Money.plFirmaGrupa pl.soc.prawo

Re: Winny czy niewinny a może jednak trochę

poprzedni wątek | następny wątek pl.soc.prawo
2011-02-23 15:31 Re: Winny czy niewinny a może jednak trochę Andrzej_Ława
W dniu 23.02.2011 15:09, Johnson pisze:
> Andrzej Ława pisze:
>
>>
>> OK, niniejszym żądam, byś wypastował mi buty. Domagam się też, byś
>> wykopał mi rów według moich wytycznych.
>
> Proszę bardzo. Przyjdź :) Najlepiej w środę popielcową.
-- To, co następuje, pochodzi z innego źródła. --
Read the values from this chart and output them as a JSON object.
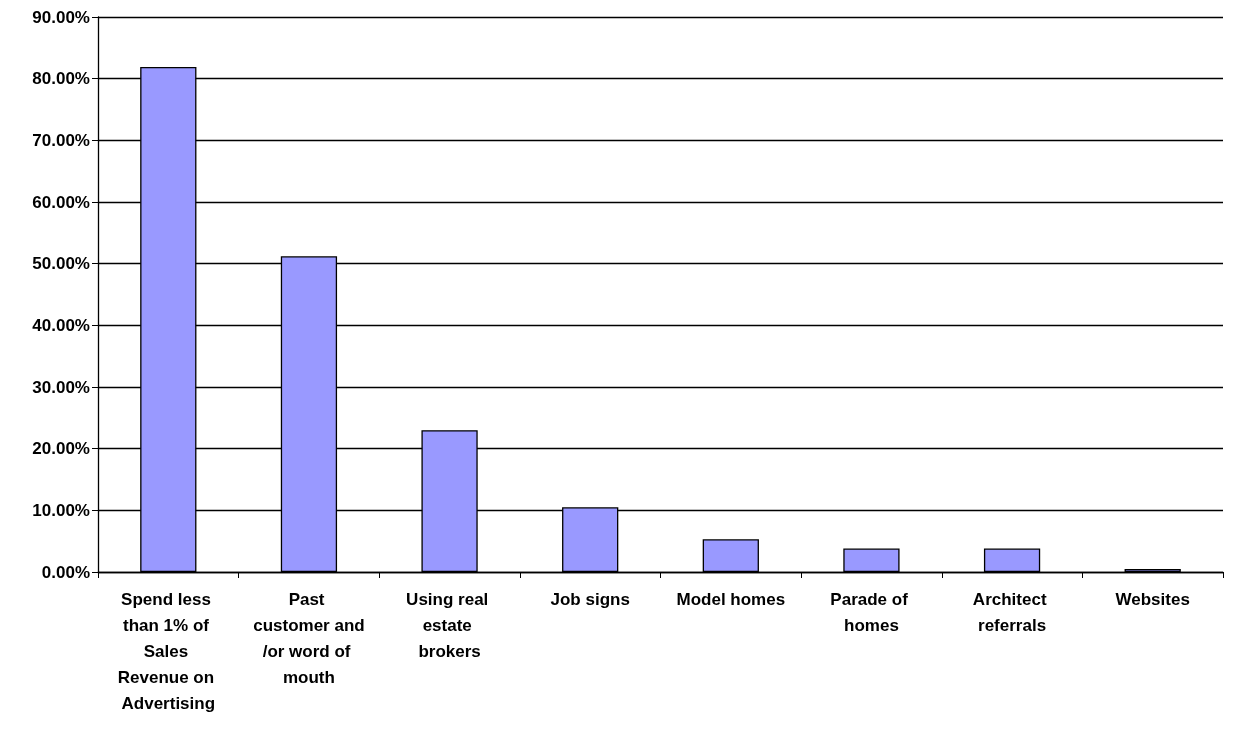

Ja mam przyjść? Spełnij natychmiast moje żądania! Sam jaśnie oświecony
sąd tak nakazuje, a ty sądom święcie wierzysz!
2011-02-23 15:34 Re: Winny czy niewinny a może jednak trochę Andrzej_Ława
W dniu 23.02.2011 15:28, Johnson pisze:
> Ajgor pisze:
>
>>
>> Boże co to za człowiek? Z księżyca?
>
> Nie, z tego co pamiętam to jest on z Pruszkowa ;)
>

Nie zrozumiałeś Ajgora, czy też stosujesz typowe dla twojego środowiska
krętactwo?
2011-02-23 15:35 Re: Winny czy niewinny a może jednak trochę Johnson
Andrzej Ława pisze:

> Ja mam przyjść? Spełnij natychmiast moje żądania! Sam jaśnie oświecony
> sąd tak nakazuje, a ty sądom święcie wierzysz!
>

No dobra, nie zgadzam się, bo mieszkasz za daleko. Zaogniłem sytuację.
Możesz mnie napaść :)

A co do sądu to on ci niczego nie nakazywał tylko informował jaka jest
rzeczywistość. Tak przynajmniej rozumiałbym tę wypowiedź. O ile
cytowałeś dokładnie.

I skąd pomysł ze ja sądom wierze? Co to w ogóle jakaś religia czy jak.
Ja się staram tylko zracjonalizować to wszystko co tu czytam. Bo jeśli
już w coś wierzę to w rozsądek.


--
@2011 Johnson
http://db.tt/JzsPUMU
2011-02-23 15:36 Re: Winny czy niewinny a może jednak trochę Johnson
Andrzej Ława pisze:

> Nie zrozumiałeś Ajgora, czy też stosujesz typowe dla twojego środowiska
> krętactwo?

A jak myślisz ? Zrozumiałem i się z was nabijam czy też nie zrozumiałem
i jestem ciemny jak tabaka?

--
@2011 Johnson
http://db.tt/JzsPUMU
2011-02-23 15:33 Re: Winny czy niewinny a może jednak trochę winny chociaż niewinny Ajgor

Użytkownik "Johnson" napisał w wiadomości
news:ik35in$eaj$1@inews.gazeta.pl...
> Ajgor pisze:
>
>>
>> Boże co to za człowiek? Z księżyca?
>
> Nie, z tego co pamiętam to jest on z Pruszkowa ;)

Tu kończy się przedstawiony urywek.